Chico Fellini presents “Hang on to Yourself” – A Night of Bowie
9 p.m. Jan 12 at The Burl, 375 Thompson Rd. $10. www.theburlky.com.
January can be a pretty heady month for David Bowie fans. Witness, for example, what happened in 2016.
On January 8, the vanguard British artist turned 69. The same day, he issued his 25th and final studio album, “Blackstar.” Two days later, he died of complications from liver cancer.
Picking up on what now stands as a dual anniversary of celebration and sadness is the Lexington pop/rock troupe Chico Fellini. The band will perform an entire evening’s worth of Bowie compositions on Jan. 12 at The Burl with the local new generation power trio Johnny Conqueroo opening.
Here is the intriguing part, though. As popular and visible as Chico Fellini was in Lexington clubs a decade ago for its own music, the quartet — vocalist Chris Dennison, guitarist Duane Lundy, bassist/keyboardist Emily Hagihara and drummer Brandon Judd — has largely been out of commission for the past two years. That makes Chico Fellini’s Burl show as much a reunion as a tribute to a rock and pop culture colossus.
Lundy said the members’ myriad outside projects, led by production work at his own local Shangri-La Productions, put Chico Fellini on indefinite hold following a 2016 performance at Crave Lexington and a subsequent show for The Burl’s grand opening.
“When you do music or any sort of collaboration that ends up dealing closely with your friends, things can tend to slip into a sort of limbo where most relationships don’t always do very well. The band stopped playing when my production schedule just got really, really busy. We needed to make some decisions. At that point, it was a little bit of a healthier route to put everything on pause. We’re all still really close friends, so every once in a while the idea to do something special comes up.”
Fast forward to a conversation Lundy had with mainstay Lexington drummer Robby Cosenza, who will be one of several guests augmenting the core Chico Fellini lineup this weekend. The two recalled a similar Bowie tribute the band staged in 2009 as Chico Fellini’s artful and inventive self-titled debut album was being readied for release.
“We were just chatting and I said. ‘That Bowie show was so much fun. I would love to hear Chris sing those songs again.’ That’s really all that it amounted to. Bowie’s birthday and the anniversary of his passing are real close together in January, so it seemed like a good thing to do.
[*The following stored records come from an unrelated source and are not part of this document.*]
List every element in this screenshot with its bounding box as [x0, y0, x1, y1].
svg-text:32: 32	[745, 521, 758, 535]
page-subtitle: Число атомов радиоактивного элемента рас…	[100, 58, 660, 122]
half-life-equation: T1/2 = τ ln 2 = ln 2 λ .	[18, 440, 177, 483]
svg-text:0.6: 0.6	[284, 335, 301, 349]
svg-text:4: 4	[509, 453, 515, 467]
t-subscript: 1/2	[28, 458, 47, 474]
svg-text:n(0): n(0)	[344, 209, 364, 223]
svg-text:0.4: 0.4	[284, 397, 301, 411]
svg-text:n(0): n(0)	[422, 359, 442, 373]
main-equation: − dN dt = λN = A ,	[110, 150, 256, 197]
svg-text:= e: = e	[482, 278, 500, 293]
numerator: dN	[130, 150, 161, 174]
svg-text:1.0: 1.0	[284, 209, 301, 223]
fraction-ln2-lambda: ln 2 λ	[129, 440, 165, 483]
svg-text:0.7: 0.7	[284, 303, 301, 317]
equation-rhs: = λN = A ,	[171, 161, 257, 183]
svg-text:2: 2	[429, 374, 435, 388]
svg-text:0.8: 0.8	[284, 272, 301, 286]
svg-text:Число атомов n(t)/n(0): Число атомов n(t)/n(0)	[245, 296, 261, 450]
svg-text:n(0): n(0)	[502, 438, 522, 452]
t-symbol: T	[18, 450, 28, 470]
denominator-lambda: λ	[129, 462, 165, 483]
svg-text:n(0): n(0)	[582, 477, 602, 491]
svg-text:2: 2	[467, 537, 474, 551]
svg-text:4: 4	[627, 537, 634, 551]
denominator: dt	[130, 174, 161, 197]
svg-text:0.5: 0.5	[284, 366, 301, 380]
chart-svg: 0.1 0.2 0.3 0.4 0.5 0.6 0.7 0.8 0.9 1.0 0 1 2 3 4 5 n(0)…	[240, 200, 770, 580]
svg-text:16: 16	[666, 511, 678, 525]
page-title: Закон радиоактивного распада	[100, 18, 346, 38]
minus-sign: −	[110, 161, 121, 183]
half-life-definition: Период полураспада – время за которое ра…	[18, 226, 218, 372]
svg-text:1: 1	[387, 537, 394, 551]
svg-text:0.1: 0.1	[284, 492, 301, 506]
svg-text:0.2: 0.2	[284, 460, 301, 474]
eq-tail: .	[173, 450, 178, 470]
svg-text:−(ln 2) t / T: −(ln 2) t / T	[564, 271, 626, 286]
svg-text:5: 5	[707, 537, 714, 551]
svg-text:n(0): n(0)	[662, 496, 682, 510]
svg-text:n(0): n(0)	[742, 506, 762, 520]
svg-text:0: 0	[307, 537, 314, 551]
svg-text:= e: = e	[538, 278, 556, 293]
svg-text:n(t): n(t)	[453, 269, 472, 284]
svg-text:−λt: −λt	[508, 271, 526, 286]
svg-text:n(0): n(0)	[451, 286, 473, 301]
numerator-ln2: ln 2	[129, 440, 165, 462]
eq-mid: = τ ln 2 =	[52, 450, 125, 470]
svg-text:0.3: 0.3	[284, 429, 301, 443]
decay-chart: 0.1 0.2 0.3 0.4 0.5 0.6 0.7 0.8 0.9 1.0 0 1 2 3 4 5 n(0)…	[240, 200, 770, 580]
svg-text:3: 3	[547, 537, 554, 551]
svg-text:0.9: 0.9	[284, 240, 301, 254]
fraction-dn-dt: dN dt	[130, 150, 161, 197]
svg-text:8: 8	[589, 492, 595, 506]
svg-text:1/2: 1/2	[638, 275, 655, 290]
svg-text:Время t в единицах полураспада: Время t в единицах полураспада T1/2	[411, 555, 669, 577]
The Bowie thing was always a natural fit for Chris. But, really, who doesn’t want to play David Bowie tunes?”
While Bowie’s career spanned over 50 years, Chico Fellini will focus primarily on music he fashioned during an especially creative, prolific and commercially visible period during the ‘70s and early ‘80s. During those years, Bowie switched stage personas as regularly as he juggled musical styles with songs that shifted from glam rock to Philly-style soul to ambient European expression to Nile Rodgers-produced pop.
“First off, playing Bowie tunes gives me an excuse to play guitar because I love Mick Ronson (the guitarist on Bowie’s landmark albums from the early ’70s). Nobody explored music in different ways more successfully than Bowie did within the rock format. (Led) Zeppelin was a huge thing for me, but they did what they did. So did the (Rolling) Stones, and so on. But Bowie was able to wear so many different hats. Going out to play those songs is sort of a selfish thing for me, really. But I also get to hang out with my old bandmates.”
In addition to Cosenza, who will add percussion to the Bowie tribute, Chico Fellini will enlist guitarist Marty Charters (from Joslyn and the Sweet Compression), vocalist John Ferguson (Big Fresh), keyboardist Lee Carroll (C the Beat, among many other projects) and vocalist Erin O’Donnell Reynolds (Oh My Me) as guest performers this weekend.
“It a pretty wild little crew,” Lundy said.
A footnote to Chico Fellini’s tribute show: 2018 turned out to be a banner year for Bowie concert recordings with the release of four archival, double CD sets.
The “newest,” issued at the end of November, is “Glastonbury 2000,” a sublime sounding chronicle of Bowie’s headlining set at England’s famed Glastonbury Festival. A career retrospective of hits and comparative obscurities cut with what would largely serve as his final touring band, the set relishes in the guitar-driven groove of 1976’s “Stay,” the lounge/soul mash-up within 1983’s “Let’s Dance” and 1997’s techno-turned-power chord rocker “Little Wonder.”
Distinguished by an obvious sense of vocal glee, “Glastonbury 2000” is an exquisite living snapshot of the chameleonic Bowie as his performance career headed for home.